CBS News recently spoke to a group of so-called Flat Earthers who believe that the scientific community has pulled off a great hoax by claiming that the world is in the shape of a globe.
October 14, 2018

CBS News recently spoke to a group of so-called Flat Earthers who believe that the scientific community has pulled off a great hoax by claiming that the world is in the shape of a globe.

In a segment that aired on CBS Sunday Morning, reporter Brook Silva-Braga interviewed a group of people who are trying to prove that the world is flat and that a wall of ice around the perimeter is containing all of the sea water.

"Probably most people who hear about it will laugh at it, think we're idiots," Flat Earth believer Patricia Steere told CBS News. "We're not idiots. We're intelligent people from all walks of life and all ages."

According to Steere, photos of the Earth from space are "completely and utterly false." She believes that the Sun and the Moon are "probably about the same size." And she said that photos of astronauts are always "completely fake."
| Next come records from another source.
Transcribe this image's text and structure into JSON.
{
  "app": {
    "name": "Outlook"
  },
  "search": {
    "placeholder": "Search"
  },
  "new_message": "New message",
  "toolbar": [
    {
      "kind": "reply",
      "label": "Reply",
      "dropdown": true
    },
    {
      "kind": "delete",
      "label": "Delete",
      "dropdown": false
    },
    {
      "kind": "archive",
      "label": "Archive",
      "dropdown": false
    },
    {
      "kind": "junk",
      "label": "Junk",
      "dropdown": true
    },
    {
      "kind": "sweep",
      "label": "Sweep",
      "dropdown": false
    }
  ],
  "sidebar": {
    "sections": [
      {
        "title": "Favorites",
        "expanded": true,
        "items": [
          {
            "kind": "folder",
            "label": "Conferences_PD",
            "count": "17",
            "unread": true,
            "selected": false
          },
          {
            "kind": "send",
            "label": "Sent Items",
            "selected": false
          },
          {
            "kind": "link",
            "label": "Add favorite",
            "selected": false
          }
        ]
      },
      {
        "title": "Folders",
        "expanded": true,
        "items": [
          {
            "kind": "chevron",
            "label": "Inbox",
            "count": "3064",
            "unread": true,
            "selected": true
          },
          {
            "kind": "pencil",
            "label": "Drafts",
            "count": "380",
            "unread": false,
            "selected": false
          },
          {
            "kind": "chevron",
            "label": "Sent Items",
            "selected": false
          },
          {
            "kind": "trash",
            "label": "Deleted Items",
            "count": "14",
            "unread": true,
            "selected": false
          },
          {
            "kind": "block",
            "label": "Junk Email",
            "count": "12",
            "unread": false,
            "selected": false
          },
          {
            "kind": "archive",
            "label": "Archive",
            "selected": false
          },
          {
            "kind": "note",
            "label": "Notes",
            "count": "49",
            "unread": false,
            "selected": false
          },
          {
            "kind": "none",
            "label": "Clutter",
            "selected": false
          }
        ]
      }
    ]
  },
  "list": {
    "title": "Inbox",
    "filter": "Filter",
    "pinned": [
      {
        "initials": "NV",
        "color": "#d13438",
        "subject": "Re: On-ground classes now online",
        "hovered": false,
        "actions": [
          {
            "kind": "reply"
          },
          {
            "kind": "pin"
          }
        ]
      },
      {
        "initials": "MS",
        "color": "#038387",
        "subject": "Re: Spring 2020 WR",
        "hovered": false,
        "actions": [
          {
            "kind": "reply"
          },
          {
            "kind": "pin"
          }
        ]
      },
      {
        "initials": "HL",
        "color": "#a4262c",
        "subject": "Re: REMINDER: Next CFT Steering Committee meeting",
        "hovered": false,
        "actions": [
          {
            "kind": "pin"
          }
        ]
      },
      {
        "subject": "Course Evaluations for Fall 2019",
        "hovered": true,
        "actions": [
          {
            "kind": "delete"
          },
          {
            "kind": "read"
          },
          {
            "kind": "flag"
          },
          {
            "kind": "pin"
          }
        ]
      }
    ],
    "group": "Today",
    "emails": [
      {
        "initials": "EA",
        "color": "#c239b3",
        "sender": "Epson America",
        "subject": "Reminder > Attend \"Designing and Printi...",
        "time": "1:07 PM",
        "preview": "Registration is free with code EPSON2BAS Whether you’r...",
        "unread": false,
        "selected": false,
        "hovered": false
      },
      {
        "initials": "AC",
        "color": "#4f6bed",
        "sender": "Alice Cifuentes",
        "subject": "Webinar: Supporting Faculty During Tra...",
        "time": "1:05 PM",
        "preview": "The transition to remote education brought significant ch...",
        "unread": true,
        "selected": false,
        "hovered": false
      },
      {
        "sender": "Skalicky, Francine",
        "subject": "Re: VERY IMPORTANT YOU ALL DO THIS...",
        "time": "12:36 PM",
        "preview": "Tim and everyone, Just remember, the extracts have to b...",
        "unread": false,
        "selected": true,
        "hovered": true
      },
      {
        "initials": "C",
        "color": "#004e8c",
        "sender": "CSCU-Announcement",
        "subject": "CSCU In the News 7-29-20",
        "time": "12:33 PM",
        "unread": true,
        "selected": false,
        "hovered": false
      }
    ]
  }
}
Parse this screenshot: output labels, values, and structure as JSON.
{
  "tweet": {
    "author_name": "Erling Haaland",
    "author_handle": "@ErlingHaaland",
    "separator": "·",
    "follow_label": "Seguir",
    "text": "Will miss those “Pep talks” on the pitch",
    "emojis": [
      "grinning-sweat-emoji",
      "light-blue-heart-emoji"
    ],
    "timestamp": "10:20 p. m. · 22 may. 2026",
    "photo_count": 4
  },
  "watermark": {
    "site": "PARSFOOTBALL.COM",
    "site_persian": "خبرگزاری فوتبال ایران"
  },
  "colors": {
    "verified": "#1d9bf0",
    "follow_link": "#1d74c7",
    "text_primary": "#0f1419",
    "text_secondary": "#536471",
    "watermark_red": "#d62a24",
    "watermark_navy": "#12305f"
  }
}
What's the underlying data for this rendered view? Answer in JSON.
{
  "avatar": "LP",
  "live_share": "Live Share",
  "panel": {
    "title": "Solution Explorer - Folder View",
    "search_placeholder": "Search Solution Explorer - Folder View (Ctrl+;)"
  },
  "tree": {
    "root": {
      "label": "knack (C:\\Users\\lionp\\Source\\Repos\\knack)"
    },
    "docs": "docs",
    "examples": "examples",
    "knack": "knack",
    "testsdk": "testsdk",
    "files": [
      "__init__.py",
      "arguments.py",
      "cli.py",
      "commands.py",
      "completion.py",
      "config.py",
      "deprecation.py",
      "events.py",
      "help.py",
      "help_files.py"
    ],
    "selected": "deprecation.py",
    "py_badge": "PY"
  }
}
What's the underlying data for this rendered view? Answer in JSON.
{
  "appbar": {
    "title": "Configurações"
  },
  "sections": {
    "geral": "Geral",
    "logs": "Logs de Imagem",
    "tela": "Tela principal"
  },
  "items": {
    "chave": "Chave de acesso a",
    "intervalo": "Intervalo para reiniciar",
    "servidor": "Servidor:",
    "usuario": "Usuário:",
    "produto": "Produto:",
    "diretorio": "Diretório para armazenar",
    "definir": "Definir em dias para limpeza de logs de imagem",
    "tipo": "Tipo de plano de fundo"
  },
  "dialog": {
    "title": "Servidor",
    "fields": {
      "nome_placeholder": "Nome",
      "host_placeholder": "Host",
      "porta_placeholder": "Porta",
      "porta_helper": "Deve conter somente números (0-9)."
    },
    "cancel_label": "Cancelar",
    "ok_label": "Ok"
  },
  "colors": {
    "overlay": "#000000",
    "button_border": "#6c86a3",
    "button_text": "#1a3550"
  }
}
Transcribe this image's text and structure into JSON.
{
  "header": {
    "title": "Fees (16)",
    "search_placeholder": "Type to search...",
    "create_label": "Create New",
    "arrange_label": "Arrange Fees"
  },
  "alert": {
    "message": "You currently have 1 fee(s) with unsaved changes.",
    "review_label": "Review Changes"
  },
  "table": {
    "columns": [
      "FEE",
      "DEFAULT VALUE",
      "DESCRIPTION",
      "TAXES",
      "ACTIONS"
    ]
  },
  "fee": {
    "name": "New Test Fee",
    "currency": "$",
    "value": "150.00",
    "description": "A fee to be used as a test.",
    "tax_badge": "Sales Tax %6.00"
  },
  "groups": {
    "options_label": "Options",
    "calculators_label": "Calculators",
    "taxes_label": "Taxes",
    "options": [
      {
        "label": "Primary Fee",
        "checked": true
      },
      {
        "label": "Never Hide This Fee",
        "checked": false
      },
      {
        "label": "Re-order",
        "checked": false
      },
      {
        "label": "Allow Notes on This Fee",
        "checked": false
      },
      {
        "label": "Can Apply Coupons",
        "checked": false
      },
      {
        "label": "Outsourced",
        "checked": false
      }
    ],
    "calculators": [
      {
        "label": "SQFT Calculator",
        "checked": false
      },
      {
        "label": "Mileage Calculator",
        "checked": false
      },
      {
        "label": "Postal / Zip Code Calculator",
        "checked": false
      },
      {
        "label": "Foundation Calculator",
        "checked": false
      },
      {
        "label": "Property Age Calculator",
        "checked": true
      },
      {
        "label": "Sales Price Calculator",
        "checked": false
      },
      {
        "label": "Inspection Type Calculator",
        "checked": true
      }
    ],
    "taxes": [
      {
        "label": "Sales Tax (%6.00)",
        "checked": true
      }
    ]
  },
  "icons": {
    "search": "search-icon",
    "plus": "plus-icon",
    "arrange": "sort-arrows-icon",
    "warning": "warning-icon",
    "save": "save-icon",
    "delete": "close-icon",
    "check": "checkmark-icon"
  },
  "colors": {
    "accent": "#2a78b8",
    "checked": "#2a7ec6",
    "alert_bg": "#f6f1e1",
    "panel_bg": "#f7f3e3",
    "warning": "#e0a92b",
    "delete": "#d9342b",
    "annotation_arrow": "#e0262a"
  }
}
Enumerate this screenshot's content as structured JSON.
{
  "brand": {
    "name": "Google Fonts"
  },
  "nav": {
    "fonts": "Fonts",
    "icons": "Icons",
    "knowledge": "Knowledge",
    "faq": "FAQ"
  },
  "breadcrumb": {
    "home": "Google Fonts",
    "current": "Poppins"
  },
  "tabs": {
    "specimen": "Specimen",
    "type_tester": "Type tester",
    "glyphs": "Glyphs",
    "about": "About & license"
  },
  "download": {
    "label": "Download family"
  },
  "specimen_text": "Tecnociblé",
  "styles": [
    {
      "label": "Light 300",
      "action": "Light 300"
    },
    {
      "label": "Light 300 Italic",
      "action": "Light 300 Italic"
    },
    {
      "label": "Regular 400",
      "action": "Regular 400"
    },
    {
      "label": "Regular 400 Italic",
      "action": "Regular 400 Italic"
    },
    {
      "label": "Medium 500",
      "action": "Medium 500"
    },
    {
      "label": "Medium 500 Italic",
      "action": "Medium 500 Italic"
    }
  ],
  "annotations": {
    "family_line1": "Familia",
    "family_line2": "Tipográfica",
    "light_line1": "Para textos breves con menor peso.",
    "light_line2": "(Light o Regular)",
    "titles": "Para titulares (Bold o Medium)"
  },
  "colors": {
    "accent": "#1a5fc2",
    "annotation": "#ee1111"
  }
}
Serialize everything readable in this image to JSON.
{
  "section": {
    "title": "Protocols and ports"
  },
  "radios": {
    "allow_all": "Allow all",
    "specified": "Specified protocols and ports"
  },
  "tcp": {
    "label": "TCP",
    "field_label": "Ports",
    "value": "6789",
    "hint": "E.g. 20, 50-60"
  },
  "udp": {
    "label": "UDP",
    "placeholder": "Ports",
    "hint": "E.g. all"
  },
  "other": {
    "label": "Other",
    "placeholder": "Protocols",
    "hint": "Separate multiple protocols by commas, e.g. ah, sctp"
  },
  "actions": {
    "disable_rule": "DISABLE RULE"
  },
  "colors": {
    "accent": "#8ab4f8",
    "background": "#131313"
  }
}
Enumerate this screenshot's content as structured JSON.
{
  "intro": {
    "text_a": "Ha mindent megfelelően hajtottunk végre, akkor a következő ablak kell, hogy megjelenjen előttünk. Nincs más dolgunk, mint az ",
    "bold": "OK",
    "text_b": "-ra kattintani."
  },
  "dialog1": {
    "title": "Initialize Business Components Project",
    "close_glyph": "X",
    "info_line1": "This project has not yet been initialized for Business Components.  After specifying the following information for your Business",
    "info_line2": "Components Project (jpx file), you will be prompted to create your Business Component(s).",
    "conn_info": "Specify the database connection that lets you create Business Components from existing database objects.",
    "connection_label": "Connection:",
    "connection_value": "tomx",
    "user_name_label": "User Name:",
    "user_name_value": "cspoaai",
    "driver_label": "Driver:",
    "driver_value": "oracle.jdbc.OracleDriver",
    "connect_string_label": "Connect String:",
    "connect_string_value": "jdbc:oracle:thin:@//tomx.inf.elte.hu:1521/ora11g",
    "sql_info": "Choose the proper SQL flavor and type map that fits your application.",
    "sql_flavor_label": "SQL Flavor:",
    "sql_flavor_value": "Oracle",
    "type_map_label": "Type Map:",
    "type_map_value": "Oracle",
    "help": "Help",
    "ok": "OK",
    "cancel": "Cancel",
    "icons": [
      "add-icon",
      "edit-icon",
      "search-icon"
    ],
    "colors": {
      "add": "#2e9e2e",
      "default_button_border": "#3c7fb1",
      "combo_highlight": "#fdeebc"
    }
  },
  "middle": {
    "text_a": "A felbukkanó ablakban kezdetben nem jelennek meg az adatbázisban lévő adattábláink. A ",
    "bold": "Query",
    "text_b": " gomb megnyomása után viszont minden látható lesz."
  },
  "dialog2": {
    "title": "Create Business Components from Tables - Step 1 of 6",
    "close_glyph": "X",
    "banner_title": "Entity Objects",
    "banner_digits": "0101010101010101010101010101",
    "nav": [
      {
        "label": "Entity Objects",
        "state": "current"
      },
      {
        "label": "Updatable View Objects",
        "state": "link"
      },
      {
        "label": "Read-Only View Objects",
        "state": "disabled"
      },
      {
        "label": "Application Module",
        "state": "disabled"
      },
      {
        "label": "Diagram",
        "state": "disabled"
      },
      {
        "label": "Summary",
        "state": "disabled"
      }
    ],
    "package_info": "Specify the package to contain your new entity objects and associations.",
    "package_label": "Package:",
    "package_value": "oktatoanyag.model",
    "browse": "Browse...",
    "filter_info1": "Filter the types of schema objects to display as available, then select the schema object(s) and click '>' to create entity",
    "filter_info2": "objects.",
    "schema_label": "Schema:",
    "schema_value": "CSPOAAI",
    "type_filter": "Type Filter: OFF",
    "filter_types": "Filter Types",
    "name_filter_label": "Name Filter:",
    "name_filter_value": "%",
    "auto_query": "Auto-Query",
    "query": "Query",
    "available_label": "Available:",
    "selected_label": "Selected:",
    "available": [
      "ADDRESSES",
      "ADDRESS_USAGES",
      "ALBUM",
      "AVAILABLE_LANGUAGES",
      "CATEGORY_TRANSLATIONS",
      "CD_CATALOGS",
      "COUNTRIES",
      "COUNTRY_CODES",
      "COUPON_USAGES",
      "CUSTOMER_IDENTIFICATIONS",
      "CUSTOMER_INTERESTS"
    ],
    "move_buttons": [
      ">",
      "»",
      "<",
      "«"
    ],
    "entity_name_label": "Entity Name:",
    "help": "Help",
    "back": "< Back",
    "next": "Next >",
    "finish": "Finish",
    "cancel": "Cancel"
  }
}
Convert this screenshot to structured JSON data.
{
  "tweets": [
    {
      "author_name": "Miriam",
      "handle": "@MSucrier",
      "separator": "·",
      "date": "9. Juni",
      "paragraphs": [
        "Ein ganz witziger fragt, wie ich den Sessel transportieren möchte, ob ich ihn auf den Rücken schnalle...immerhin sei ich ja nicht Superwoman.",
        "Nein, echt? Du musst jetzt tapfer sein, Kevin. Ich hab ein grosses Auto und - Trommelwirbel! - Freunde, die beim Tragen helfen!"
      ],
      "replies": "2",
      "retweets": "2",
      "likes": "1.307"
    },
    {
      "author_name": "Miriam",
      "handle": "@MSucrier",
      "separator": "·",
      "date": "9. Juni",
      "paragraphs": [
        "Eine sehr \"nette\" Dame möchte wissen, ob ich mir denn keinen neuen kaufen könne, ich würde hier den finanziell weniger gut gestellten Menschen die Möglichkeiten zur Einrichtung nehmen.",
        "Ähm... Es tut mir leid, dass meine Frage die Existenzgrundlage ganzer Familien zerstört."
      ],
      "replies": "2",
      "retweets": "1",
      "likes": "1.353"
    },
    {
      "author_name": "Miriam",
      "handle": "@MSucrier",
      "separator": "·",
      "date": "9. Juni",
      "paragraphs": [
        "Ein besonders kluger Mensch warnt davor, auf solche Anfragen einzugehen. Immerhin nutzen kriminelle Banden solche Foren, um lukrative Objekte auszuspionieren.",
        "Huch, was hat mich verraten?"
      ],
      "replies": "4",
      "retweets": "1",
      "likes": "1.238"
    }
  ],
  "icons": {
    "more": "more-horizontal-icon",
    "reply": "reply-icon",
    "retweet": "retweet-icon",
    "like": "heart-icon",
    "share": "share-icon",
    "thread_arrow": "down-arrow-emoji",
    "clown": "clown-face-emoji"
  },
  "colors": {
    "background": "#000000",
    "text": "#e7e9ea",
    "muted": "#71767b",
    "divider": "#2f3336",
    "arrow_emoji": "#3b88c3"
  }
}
"We didn't go to the Moon," Steere explained. "And we don't have a rover on Mars. And we didn't do a fly-by of Pluto. And we've never been to space! Period."

"It's a giant game of chess and, we -- all of us in humanity -- are the pawns," she added. "Part of the whole fodder thing is keeping us locked down, not knowledgable about who we are, who we really are as people and what we're capable of."

But national security expert Tom Nichols told CBS News that the Flat Earth trend is part of a bigger problem.

"People have lost faith in experts," he said. "We've developed a kind of reverse snobbery that says, if you have a great deal of education, if you're at a well-known institution, by definition, you must be a liar."

"Younger people will say, 'The internet is a big library,'" he continued. "That's wrong. The internet is a big dumpster. There's no guarantee that anything you find on it is true."

Silva-Braga also spoke to Flat Earther Michael Hughes, who shot himself 6,000 feet high in a rocket to prove the Earth has no curvature.

"I just want people to question everything," Hughes said. "Question what your congressman's doing, your city council, question what really happened during the Civil War, what happened during 9/11."

Hughes vowed to take another rocket trip to the edge of space.

"I expect to see a flat disc up there," he insisted.